Monday, August 16, 2010

Confessions of an Amateur Carpenter

"Although I have never pretended to be a great fisherman, it was always important to me that I was a fisherman and looked like one, especially when fishing with my brother."
-Norman Maclean, from A River Runs Through It

I first read this line in 1997. How many times these words have rung true in my life since. I'm not necessarily referring to fishing, but to other skills men should be stereotypically good at, like fixing things around the house. Tonight I hung a door in a house that I am convinced is not square- the house, not the door. The door is on, but it doesn't fit so well.

You see, it started about two months ago when my wife, while caught up in the excitement of our friends buying a new house, decided to start looking around town for a deal. 4.5% interest and a buyer's market were clear signs that we needed to look at a bigger house, and we found one. But over the course of a month of offers and counter-offers, we finally came to a dead end. Okay, no problem, except that we had decided that if we were going to put our house on the market, we had better fix it up. The wheels were in motion. There was no going back.

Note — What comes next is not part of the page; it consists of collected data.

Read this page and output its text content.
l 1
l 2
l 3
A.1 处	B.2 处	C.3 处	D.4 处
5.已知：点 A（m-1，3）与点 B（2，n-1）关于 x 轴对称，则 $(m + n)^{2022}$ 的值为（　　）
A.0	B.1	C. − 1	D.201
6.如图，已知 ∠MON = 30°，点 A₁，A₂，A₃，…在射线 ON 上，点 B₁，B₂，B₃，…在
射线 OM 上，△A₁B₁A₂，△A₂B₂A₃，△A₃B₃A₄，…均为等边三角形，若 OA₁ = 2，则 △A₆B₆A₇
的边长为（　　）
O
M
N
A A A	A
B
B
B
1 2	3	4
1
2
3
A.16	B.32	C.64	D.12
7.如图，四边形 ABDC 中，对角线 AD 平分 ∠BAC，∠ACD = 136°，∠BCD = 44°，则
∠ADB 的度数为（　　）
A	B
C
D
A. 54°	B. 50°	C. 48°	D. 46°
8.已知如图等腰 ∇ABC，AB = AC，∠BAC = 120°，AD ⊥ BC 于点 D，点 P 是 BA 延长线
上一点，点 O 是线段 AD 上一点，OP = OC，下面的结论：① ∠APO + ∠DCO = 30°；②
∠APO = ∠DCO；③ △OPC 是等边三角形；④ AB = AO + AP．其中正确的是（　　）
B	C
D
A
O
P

So I set out to fix all the little problems our little house had, and there were penty of them. Patching sheetrock, rewiring, and painting, we prepared our house for my sister and brother-in-law, the latter of which flips houses for a living. It was decided that new floors in the office and kitchen, new counter tops in the kitchen and bathroom, new fixtures throughout the house, faucets, and such would spice up our little abode, making it much more marketable. But since we were now not selling it, we would just force ourselves to live in a house which was more pleasing to the eye.

In the course of a weekend we flipped the three rooms previously mentioned. Never having done many of these skills, I found myself asking my brother-in-law for help many times over, each time surrendering my Man Card, for this is not typical "man behavior." It's like pulling over to ask for directions while on vacation.

I felt stupid the whole weekend. We moved at a snail's pace, and when they left here Sunday night, the only major job left was to hang a door. Now we have come full circle in this story.

I won't go into all the details, but I will say that the darned door is hung, and it sticks something aweful. Sawing, planing, and sanding, I did all I could to keep from totally wrecking that poor door if only for the reason that I didn't want to buy another one if I whacked too much of it off. It opens and closes, but barely.

I wanted to look like a handy man in front of my brother-in-law, and I'm sure I failed. My wife knows the real truth about my sad skills, so there's nothing I can do to change that perception. The thing is, my father-in-law is a true do-it-yourself handyman and my wife's hero for one good reason- he's been around the construction site a few times. He can fix anything, just like my dad. Thirty years ago he was probably where I am now, a man gaining valuable skills by fixing-up stuff around the house. Learning by screwing up doors, successes coming few and far between. To my wife, her dad hung the moon, and that's how it should be. But I can't compare myself to him or others with valuable experiences, just like I can't compare my students' education levels to mine. As math teachers would say, it's apples to oranges.

So tonight I will hold my head up high because I am the man who successfully hung the office door. When it's discovered in the morning that the door sticks something bad, I'll return to my incompetent reputation and surrender my Man Card again. That or blame it on shifting tectonic plates.